The Llama-Nemotron models were evaluated across a range of reasoning and non-reasoning benchmarks, including AIME, GPQA-Diamond, LiveCodeBench, MATH500, IFEval, BFCL V2 Live, and Arena-Hard. Evaluations were performed at 32k context length to accommodate long reasoning traces.

  • LN-Ultra stands out, matching or outperforming all existing open-weight models on these benchmarks. It achieves state-of-the-art performance on GPQA-Diamond among open models, demonstrating the effectiveness of the large-scale RL training. LN-Ultra consistently outperforms DeepSeek-R1 and Llama-3.1-405B in both accuracy and efficiency on GPQA-Diamond.

  • LN-Super performs competitively in its weight class. In reasoning-on mode, it outperforms distilled models like DeepSeek-R1-Distilled-Llama-70B. In reasoning-off mode, it performs comparably to its base model, Llama-3.3-70B. It also achieved an impressive Arena Hard score, beating some proprietary models.
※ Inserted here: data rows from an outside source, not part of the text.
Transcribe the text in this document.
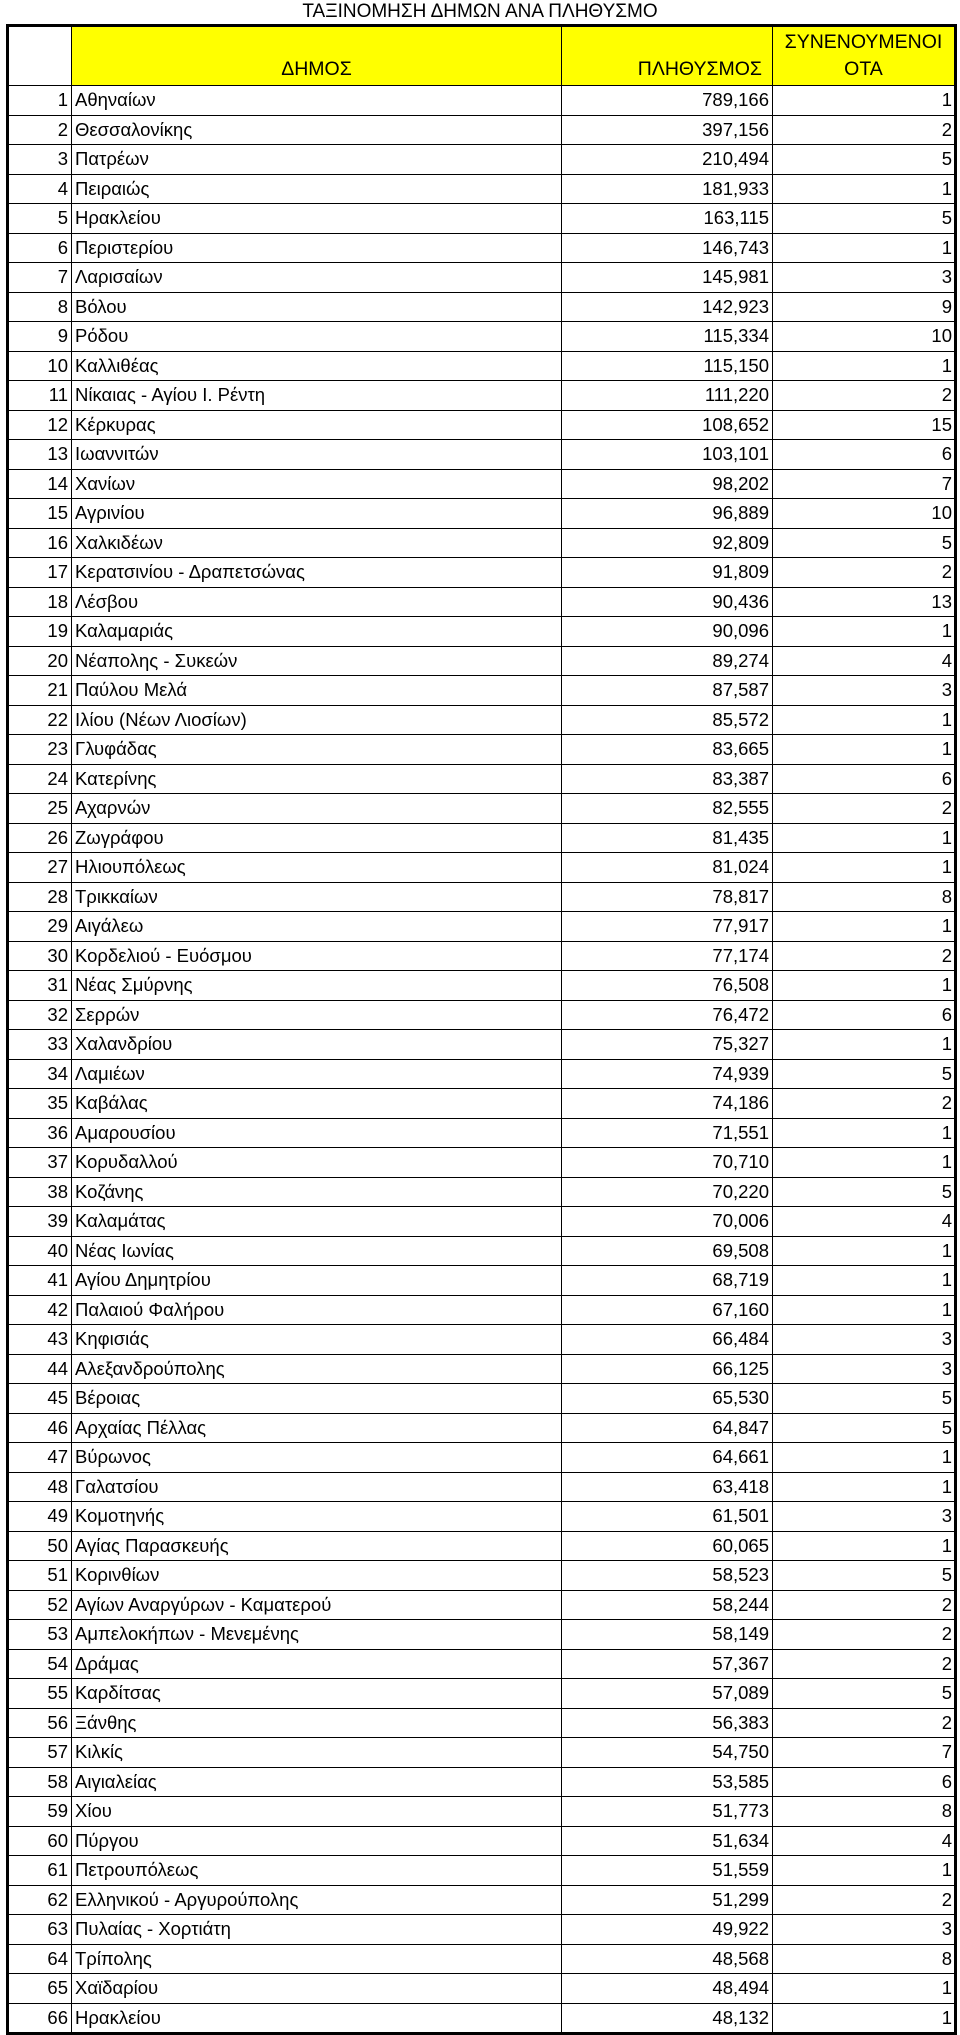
ΤΑΞΙΝΟΜΗΣΗ ΔΗΜΩΝ ΑΝΑ ΠΛΗΘΥΣΜΟ
	ΔΗΜΟΣ	ΠΛΗΘΥΣΜΟΣ	ΣΥΝΕΝΟΥΜΕΝΟΙ
ΟΤΑ
1	Αθηναίων	789,166	1
2	Θεσσαλονίκης	397,156	2
3	Πατρέων	210,494	5
4	Πειραιώς	181,933	1
5	Ηρακλείου	163,115	5
6	Περιστερίου	146,743	1
7	Λαρισαίων	145,981	3
8	Βόλου	142,923	9
9	Ρόδου	115,334	10
10	Καλλιθέας	115,150	1
11	Νίκαιας - Αγίου Ι. Ρέντη	111,220	2
12	Κέρκυρας	108,652	15
13	Ιωαννιτών	103,101	6
14	Χανίων	98,202	7
15	Αγρινίου	96,889	10
16	Χαλκιδέων	92,809	5
17	Κερατσινίου - Δραπετσώνας	91,809	2
18	Λέσβου	90,436	13
19	Καλαμαριάς	90,096	1
20	Νέαπολης - Συκεών	89,274	4
21	Παύλου Μελά	87,587	3
22	Ιλίου (Νέων Λιοσίων)	85,572	1
23	Γλυφάδας	83,665	1
24	Κατερίνης	83,387	6
25	Αχαρνών	82,555	2
26	Ζωγράφου	81,435	1
27	Ηλιουπόλεως	81,024	1
28	Τρικκαίων	78,817	8
29	Αιγάλεω	77,917	1
30	Κορδελιού - Ευόσμου	77,174	2
31	Νέας Σμύρνης	76,508	1
32	Σερρών	76,472	6
33	Χαλανδρίου	75,327	1
34	Λαμιέων	74,939	5
35	Καβάλας	74,186	2
36	Αμαρουσίου	71,551	1
37	Κορυδαλλού	70,710	1
38	Κοζάνης	70,220	5
39	Καλαμάτας	70,006	4
40	Νέας Ιωνίας	69,508	1
41	Αγίου Δημητρίου	68,719	1
42	Παλαιού Φαλήρου	67,160	1
43	Κηφισιάς	66,484	3
44	Αλεξανδρούπολης	66,125	3
45	Βέροιας	65,530	5
46	Αρχαίας Πέλλας	64,847	5
47	Βύρωνος	64,661	1
48	Γαλατσίου	63,418	1
49	Κομοτηνής	61,501	3
50	Αγίας Παρασκευής	60,065	1
51	Κορινθίων	58,523	5
52	Αγίων Αναργύρων - Καματερού	58,244	2
53	Αμπελοκήπων - Μενεμένης	58,149	2
54	Δράμας	57,367	2
55	Καρδίτσας	57,089	5
56	Ξάνθης	56,383	2
57	Κιλκίς	54,750	7
58	Αιγιαλείας	53,585	6
59	Χίου	51,773	8
60	Πύργου	51,634	4
61	Πετρουπόλεως	51,559	1
62	Ελληνικού - Αργυρούπολης	51,299	2
63	Πυλαίας - Χορτιάτη	49,922	3
64	Τρίπολης	48,568	8
65	Χαϊδαρίου	48,494	1
66	Ηρακλείου	48,132	1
  • LN-Nano demonstrates strong performance on reasoning benchmarks despite its small size, highlighting the success of the SFT pipeline and curated data. Beyond reasoning and chat, the models were also evaluated on JudgeBench, an out-of-distribution task evaluating LLM-as-a-Judge capabilities. LN-Ultra emerged as the best open-source model on this benchmark, significantly surpassing DeepSeek-R1, and LN-Super also outperformed other models, showing strong generalization abilities.

Conclusion

The Llama-Nemotron series represents a significant contribution to the open-source AI landscape. By combining efficient architecture design through the Puzzle framework with a multi-stage training process involving supervised fine-tuning and large-scale reinforcement learning, this paper has created a family of models that are both highly capable in reasoning and efficient for inference. The release of the model weights, training data, and code under a permissive license further supports open research and development in reasoning models.
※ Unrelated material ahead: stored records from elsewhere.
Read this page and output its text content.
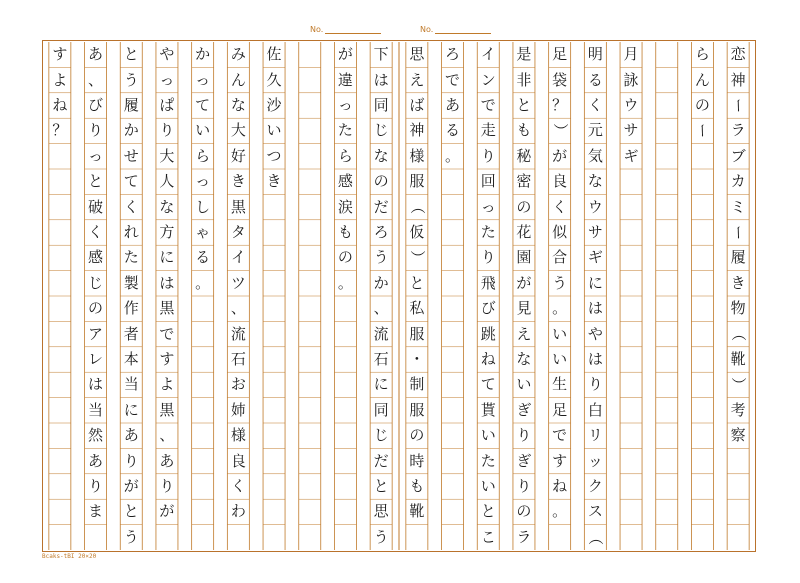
No.	No.
恋
神
ー
ラ
ブ
カ
ミ
ー
履
き
物
（
靴
）
考
察
ら
ん
の
ー
月
詠
ウ
サ
ギ
明
る
く
元
気
な
ウ
サ
ギ
に
は
や
は
り
白
リ
ッ
ク
ス
（
足
袋
？
）
が
良
く
似
合
う
。
い
い
生
足
で
す
ね
。
是
非
と
も
秘
密
の
花
園
が
見
え
な
い
ぎ
り
ぎ
り
の
ラ
イ
ン
で
走
り
回
っ
た
り
飛
び
跳
ね
て
貰
い
た
い
と
こ
ろ
で
あ
る
。
思
え
ば
神
様
服
（
仮
）
と
私
服
・
制
服
の
時
も
靴
下
は
同
じ
な
の
だ
ろ
う
か
、
流
石
に
同
じ
だ
と
思
う
が
違
っ
た
ら
感
涙
も
の
。
佐
久
沙
い
つ
き
み
ん
な
大
好
き
黒
タ
イ
ツ
、
流
石
お
姉
様
良
く
わ
か
っ
て
い
ら
っ
し
ゃ
る
。
や
っ
ぱ
り
大
人
な
方
に
は
黒
で
す
よ
黒
、
あ
り
が
と
う
履
か
せ
て
く
れ
た
製
作
者
本
当
に
あ
り
が
と
う
あ
、
び
り
っ
と
破
く
感
じ
の
ア
レ
は
当
然
あ
り
ま
す
よ
ね
？
Bcaks-tBI 20×20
The paper underscores that while SFT is effective for transferring reasoning from a strong teacher, large-scale, curriculum-driven RL is essential to push capabilities beyond the teacher’s performance. It also highlights the need for multiple post-training stages to produce a well-rounded, all-around model.

The Llama-Nemotron models offer a powerful combination of performance, efficiency, and openness, making them a valuable resource for developers and researchers working on the next generation of AI applications.